Pero de nada vale un perro con gran solvencia cinegética si hay que hacer un esfuerzo titánico para amarrarlo cerca de la escopeta y menos si es un animal nervioso, cuyo temperamento nos va a exigir un conocimiento de las técnicas de adiestramiento del que carecemos. Por ello lo segundo a tener en cuenta en una disposición natural al adiestramiento alta, una inteligencia educacional de primer grado. Y si juntamos ambas características en un animal tendremos el perro perfecto para novatos en el mundo de los perros.

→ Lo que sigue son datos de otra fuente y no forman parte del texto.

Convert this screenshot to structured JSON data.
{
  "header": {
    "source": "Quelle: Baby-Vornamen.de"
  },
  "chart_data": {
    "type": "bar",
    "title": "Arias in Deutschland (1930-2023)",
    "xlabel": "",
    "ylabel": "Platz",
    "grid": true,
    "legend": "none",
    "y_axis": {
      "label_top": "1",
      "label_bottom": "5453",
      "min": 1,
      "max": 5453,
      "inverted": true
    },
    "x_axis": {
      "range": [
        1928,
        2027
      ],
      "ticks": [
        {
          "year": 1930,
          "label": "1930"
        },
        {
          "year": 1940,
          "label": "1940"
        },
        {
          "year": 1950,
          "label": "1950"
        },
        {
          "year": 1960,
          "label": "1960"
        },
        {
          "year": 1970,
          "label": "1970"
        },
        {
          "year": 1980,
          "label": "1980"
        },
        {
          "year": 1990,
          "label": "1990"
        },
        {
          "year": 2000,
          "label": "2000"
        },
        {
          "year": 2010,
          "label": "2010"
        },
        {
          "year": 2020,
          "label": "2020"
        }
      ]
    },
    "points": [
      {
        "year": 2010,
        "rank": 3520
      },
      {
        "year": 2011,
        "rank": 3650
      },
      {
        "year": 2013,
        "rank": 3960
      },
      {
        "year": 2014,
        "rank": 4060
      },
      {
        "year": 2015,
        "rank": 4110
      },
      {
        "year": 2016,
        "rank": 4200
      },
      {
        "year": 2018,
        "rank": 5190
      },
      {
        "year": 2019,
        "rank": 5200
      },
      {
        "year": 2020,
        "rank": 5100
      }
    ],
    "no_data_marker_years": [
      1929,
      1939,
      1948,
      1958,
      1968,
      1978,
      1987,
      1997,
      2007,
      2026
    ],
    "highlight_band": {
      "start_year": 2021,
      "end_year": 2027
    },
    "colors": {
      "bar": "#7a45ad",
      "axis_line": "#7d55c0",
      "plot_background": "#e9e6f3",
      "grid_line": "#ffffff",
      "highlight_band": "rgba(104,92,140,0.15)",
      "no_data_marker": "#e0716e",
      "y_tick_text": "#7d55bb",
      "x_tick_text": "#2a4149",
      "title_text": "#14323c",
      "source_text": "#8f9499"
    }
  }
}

Todo sería así de sencillo si no apareciese un elemento distorsionador, el ser humano. En el negocio de la venta de perros existen unos pocos profesionales honrados, gente que cría y vende perros con garantía de satisfacer las expectativas que el cazador pone en esa adquisición, y también una caterva de… por educación sólo les llamaré sinvergüenzas, que poco les importan los problemas que crean a los compradores que confían en sus perros, lo único que quieren es vender cuanto antes el animalito. Por consiguiente el que no tiene experiencia debería huir como de la peste de estos embaucadores que ofrecen perros cazando, hijos de campeones de no se sabe dónde y otras mil lindezas, gente que se anuncia en las revistas a todo trapo, porque vende mucho y por tanto gana mucho dinero, su negocio permite pagar esa publicidad conscientes de que ella es la trampa que hace picar al inocente. La compra del perro debe hacerse a un criado pequeño, de los que trabajan una o dos razas como máximo, no a un criadero multirrazas, y siempre con recomendación, que un compañero de cuadrilla o algún otro cazador nos de buenas referencias de los perros que tan persona vende.
(Texto: Eduardo de Benito. Fotos: Archivo).










Don Eduardo magnifica exposición sobre perros ya era hora que distinguiesemos lo que son instintos y aprendizaje, instintos tenemos todos compartimos el cerebro reptiliano que nos ayuda a poner pies en polvorosa ante un peligro inminente. Pero muchos hablan de sacar los instintos del perro, el perro aprende no por instinto sino como Vd dice de su capacidad para aprender, porque el perro piensa y tiene capacidad de recordar los aprendido le gusta aprender y lo que hacemos los que educamos perro es enseñarles con paciencia y respeto, para que cacen mejor, en este caso en caza en otros sera , buscar droga, rescate etc etc.